Tiene poder toda persona o institución capaz de decidir el rumbo de nuestras vidas. Esto es poder: es capaz de darnos o quitarnos trabajo, de aumentar o reducir el salario, de ofrecer o no mejores sistemas de salud y educación.
No me interesa el poder de los maharajás de la India o el de los multimillonarios árabes. No influyen en mi existencia. Soy indiferente al poder del presidente de Francia o del primer ministro de Italia. Pero me alcanza el poder del presidente de los EE.UU., dada la enorme influencia económica, ideológica y militar de dicho país en todo el planeta. Añadamos a la lista su peso en el medio ambiente, en el avance de la ciencia y en el mejoramiento de la tecnología.
Poderoso es aquel que me salva o me condena, me incluye o me excluye, me premia o me castiga.
Puedo prescindir del poder del jefe de una empresa, siempre que no trabaje en ella. Pero no puedo prescindir de quien ostenta el poder político. Aunque no haya sido elegido con mi voto. Toda decisión política influye en el conjunto de la sociedad. Para bien o para mal, depende del punto de vista de quien resulta beneficiado o perjudicado.
Por eso es necesario estar atento: quien tiene tirria a la política es gobernado por quien no la tiene. Y todo cuanto los malos políticos quieren es que la mayoría de la población indiferente al hecho haga en la vida pública lo que hace en la privada.
¿Cómo me relaciono con la persona que, cerca de mí, detenta el poder sobre mi destino? He ahí una cuestión que desgraciadamente Freud y sus sucesores no profundizaron tanto como lo hicieron los dramaturgos griegos en la antigüedad, así como Shakespeare y nuestro Machado de Assis.
La tendencia es que el subalterno, cuanto está más apegado a su función que a su espíritu crítico, se infantilice frente al superior: ríe de lo que no tiene la menor gracia, elogia lo que no merece consideración, trata de averiguarle sus gustos y preferencias. Se trata de un juego típico del niño que se esfuerza por seducir al adulto para, a cambio, obtener cariño y la realización de sus aspiraciones.
Muchos que tienen poder nutren sus egos gracias a la corte de aduladores. Y tienden a no aceptar que los critiquen. Si alguien se atreve a hacerles alguna crítica, primero hay que escoger cuidadosamente las palabras, de modo que no se les hiera la sensibilidad, así como una aguja es capaz de pinchar un balón.
La mayoría se calla ante el poderoso, aunque le conozca contradicciones y defectos. Son raras las personas que, en cargos de gobierno, osan repetir la iniciativa de un gerente de empresa que, una vez al mes, reservaba una hora para oír críticas de sus subordinados. E incluso puso un buzón de correspondencia para quien prefiriera hacerlo anónimamente.
Según él, la opinión que tenemos de nosotros mismos y de nuestro desempeño casi nunca coincide con la de quien vive con nosotros.
Saber oír críticas es un acto de humildad y de tolerancia. Humildad deriva de humus, tierra; humilde no es el tonto sino el que mantiene los pies en el suelo, sin vuelos egolátricos, ni se deja encerrar en la baja autoestima.

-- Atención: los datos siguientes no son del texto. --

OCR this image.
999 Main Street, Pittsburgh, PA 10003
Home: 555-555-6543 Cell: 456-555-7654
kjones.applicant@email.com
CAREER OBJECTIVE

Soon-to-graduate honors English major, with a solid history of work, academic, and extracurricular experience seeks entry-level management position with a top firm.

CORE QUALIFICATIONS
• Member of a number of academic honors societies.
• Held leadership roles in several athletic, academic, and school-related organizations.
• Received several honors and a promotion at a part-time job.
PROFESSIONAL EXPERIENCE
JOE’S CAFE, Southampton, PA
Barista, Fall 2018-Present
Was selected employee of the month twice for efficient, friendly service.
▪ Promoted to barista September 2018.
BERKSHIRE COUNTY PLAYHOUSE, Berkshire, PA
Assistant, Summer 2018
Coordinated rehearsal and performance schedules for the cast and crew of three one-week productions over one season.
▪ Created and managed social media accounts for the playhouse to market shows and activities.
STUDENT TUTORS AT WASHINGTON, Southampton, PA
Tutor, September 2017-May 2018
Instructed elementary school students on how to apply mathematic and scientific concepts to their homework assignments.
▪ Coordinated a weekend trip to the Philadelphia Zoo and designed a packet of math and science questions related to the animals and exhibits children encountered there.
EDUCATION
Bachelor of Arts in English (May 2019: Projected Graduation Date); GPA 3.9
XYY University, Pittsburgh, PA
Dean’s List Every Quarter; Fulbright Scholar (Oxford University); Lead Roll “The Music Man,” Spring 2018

Muchos defectos podrían ser corregidos en instituciones y empresas si los funcionarios y subalternos tuvieran canales para expresar críticas y sugerencias. ¿En qué hospital los pacientes evalúan a los médicos? ¿En qué escuela los alumnos dan notas a los profesores? ¿En qué iglesia los fieles cuestionan a sus obispos y pastores?
Hay personas, especialmente en la esfera de la política, que sólo se sienten atraídas por la aureola del poder. Cuando están cercanas, prescinden de cualquier conciencia crítica y actúan ridículamente, cual loros de pirata, tratando siempre de apoyarse en el hombro del poderoso.
Pero si las circunstancias las alejan del poder se sienten humilladas, despreciadas, y se dejan invadir de congojas y de iras. El poderoso adulado ayer pasa a ser objeto de críticas mordaces. Es el síndrome de la expulsión del paraíso…
El mejor antídoto para la seducción del poder es la espiritualidad. No sólo en el sentido religioso, sino sobre todo en lo que concierne a la profundización subjetiva de valores éticos. Quien está contento consigo mismo no necesita la aprobación ajena. No siempre damos oídos al precepto de Jesús: «Amar al prójimo como a sí mismo». Si no tengo una buena autoestima difícilmente sabré relacionarme con el prójimo con benevolencia y compasión.
Muchos caminos conducen a esa conquista interior. Para mí la más pedagógica es la meditación, ese silencioso ejercicio de dejar que Dios me habite para que yo pueda abrir las puertas del corazón y las ventanas de la mente a los semejantes y a la naturaleza.